Within ten (10) business days of the implementation of this regulation, i.e., by April 7, 2020, the Regulated Institution shall e-mail, publish on their website, mass mail, or otherwise broadly communicate to its customers how to apply for relief. The criteria, developed by the Regulated Institution, “shall be clear, easy to understand, and reasonably tailored to the requirements of the [R]egulated [I]nstitution to assess whether it will provide, consistent with the goals of Executive Order 202.9 and this regulation, applicable state and federal law, and the principles of safe and sound business practices, COVID-19 relief.” 3 NYCRR § 119.3(d)(1).

In addition, Section 119.3(e) outlines the requirements for processing applications for relief, as follows:

  • The Regulated Institution must process and respond to the request for relief no later than ten (10) business days after receiving all the information it needs to process the application;
  • The Regulated Institution must process the application for relief expeditiously; the Regulated Institution is responsible for developing and implementing the procedures to do so; and
  • Decisions on the application for relief shall be made in writing and provide the consumers the next steps if they are approved or denied the request.
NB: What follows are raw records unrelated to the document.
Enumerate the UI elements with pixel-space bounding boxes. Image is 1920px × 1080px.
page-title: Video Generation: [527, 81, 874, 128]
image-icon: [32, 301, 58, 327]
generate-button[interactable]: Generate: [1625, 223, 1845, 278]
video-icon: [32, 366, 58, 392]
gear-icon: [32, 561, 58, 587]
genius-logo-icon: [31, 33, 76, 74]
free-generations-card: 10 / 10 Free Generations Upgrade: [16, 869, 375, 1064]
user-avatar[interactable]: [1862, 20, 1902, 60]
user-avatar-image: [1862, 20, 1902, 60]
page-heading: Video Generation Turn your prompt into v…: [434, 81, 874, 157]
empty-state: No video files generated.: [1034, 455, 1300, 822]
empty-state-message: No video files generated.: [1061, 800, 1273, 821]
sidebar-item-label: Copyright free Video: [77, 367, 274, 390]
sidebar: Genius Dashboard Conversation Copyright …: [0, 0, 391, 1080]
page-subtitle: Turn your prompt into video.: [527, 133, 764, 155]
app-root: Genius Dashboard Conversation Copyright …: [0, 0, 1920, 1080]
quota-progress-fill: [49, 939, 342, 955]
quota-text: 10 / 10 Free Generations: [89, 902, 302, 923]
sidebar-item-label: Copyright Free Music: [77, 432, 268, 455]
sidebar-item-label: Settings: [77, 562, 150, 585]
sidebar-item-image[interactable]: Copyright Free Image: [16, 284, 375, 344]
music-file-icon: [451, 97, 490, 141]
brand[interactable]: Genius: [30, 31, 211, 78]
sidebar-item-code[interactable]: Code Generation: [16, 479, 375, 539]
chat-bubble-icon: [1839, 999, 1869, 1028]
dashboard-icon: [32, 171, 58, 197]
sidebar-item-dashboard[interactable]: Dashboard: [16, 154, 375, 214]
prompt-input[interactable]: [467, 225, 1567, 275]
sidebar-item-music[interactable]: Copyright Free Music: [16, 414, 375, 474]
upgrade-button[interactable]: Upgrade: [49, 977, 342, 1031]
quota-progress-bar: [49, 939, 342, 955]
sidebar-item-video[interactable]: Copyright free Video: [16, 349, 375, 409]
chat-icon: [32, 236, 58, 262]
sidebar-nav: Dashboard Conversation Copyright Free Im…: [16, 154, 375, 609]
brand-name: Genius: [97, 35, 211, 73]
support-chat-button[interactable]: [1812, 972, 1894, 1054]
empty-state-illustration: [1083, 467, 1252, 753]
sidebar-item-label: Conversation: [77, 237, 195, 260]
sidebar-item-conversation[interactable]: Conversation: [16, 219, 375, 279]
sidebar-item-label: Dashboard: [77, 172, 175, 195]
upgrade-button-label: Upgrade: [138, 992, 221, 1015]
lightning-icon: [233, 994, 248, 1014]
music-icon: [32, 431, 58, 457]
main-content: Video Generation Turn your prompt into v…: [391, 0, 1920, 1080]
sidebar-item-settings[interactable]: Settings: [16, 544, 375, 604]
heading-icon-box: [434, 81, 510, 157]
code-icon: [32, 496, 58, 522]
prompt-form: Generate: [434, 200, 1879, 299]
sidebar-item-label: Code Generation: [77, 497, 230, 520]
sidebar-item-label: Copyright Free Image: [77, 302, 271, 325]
Finally, Section 119.39(4) modifies Section 39 of the New York Banking Law concerning unsafe and unsound business practices. Under the modified section, it is an “unsafe and unsound business practice” if any Regulated Institution does not “grant a forbearance of any payment due on a residential mortgage for a period of ninety (90) days to any individual who has applied for such forbearance and demonstrated a financial hardship as a result of the COVID-19 pandemic as described herein.” NY DFS will consider, among other things, the adequacy of the process established by the Regulated Institution, the thoroughness of the review of the application, and the payment history, creditworthiness and financial resources of the borrower, in assessing whether a regulated institution has engaged in an unsafe or unsound practice. Regulated Institutions must also maintain copies of all files related to implementation of Part 119 for seven (7) years from March 24, 2020 (date of implementation of the regulation) and must make such files available for inspection at the NY DFS’ next examination of the Regulated Institution.

The standards and procedures set forth in Part 119 shall be in effect for ninety (90) days. After the expiration of the 90-day period, NY DFS will renew this emergency regulation, if necessary.

Conclusion

Regulated Institutions must implement processes and procedures to comply with Part 119 by April 7, 2020, including immediately setting up procedures to review applications for relief and taking the necessary steps to notify its customers of how to apply for such relief. Thus, Regulated Institutions should determine which of its loans, if any, are subject to this regulation and accept and review its customers for forbearance relief as described in the regulation.

Mr. Streibich would like to thank Diana M. Eng, Andrea M. Roberts, and Scott D. Samlin for their assistance in developing this alert.


1 This Alert provides the highlights of the regulation, which does not apply to any commercial mortgage or any other loans not described in the regulation. Please visit the NY DFS website for the complete regulation: dfs.ny.gov/system/files/documents/2020/03/re_new_pt119_nycrr3_text.pdf.